Five And Dimes Were The Main Stay Of Main Street For Generations
The history of five and dime stores, like Woolworth’s and Kresge’s, is a fascinating part of American retail history. In 1878, Frank Woolworth opened his first store, and just a year later, he launched an even more successful one. These stores introduced the concept of five and dime retailing, featuring fixed prices that attracted large crowds of customers. This innovation led to the proliferation of variety stores across America, becoming a familiar presence on Main Streets nationwide.
These stores offered not only fixed prices but also captivating displays and groundbreaking business practices, creating a shopping experience vastly different from the traditional general stores of the past. In those earlier establishments, much of the merchandise had to be retrieved from behind the store counter or from bulk bins.
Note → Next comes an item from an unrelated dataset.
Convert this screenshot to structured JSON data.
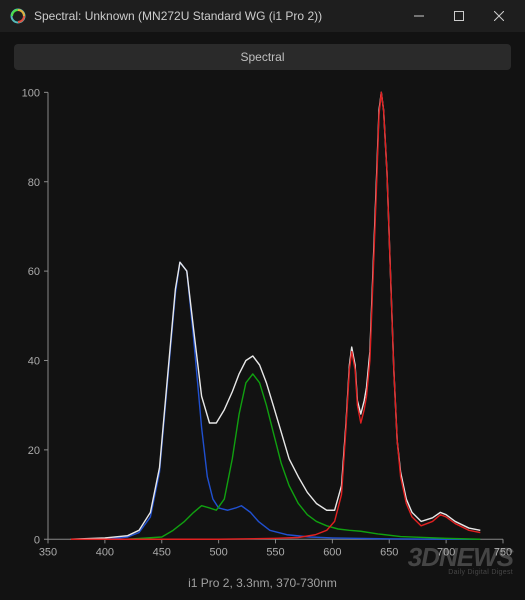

In 1897, Sebastian Kresge and John McCrory established their own dime store in Memphis, Tennessee. Remarkably, within just 15 years of entering the business, Kresge’s company was valued at $7 million and operated 85 stores.
By 1910, Frank Woolworth had amassed a considerable fortune and embarked on an ambitious project: the construction of the world’s tallest skyscraper in New York City. Woolworth financed the construction entirely with cash. While Woolworth’s store only occupied one and a half floors of the grand Woolworth Building, it symbolized the extraordinary success of the company.
Variety stores soon expanded their product offerings, organizing them into distinct departments and even providing food service at their dining counters. However, following the Great Depression and subsequent inflation, prices exceeded the traditional five and ten-cent range, leading to the occasional reference to these stores as “dollar stores.”
Woolworth’s expanded its presence internationally, becoming one of the world’s largest retail companies. Nevertheless, with mergers, the ascent of major retailers, and the emergence of all-encompassing drugstores, the traditional five and dime stores found it increasingly challenging to compete in the U.S. Sebastian Kresge’s venture eventually evolved into Kmart.
In 1997, Woolworth’s closed its final store after struggling for decades to keep up with its competitors, and many smaller five and dime stores had already ceased operations well before this. Nonetheless, these iconic stores hold a special place in our memories. For those of us who shopped with our parents or worked our first jobs in them, they represented a unique shopping experience where a diverse array of products could be found in one place at reasonable prices.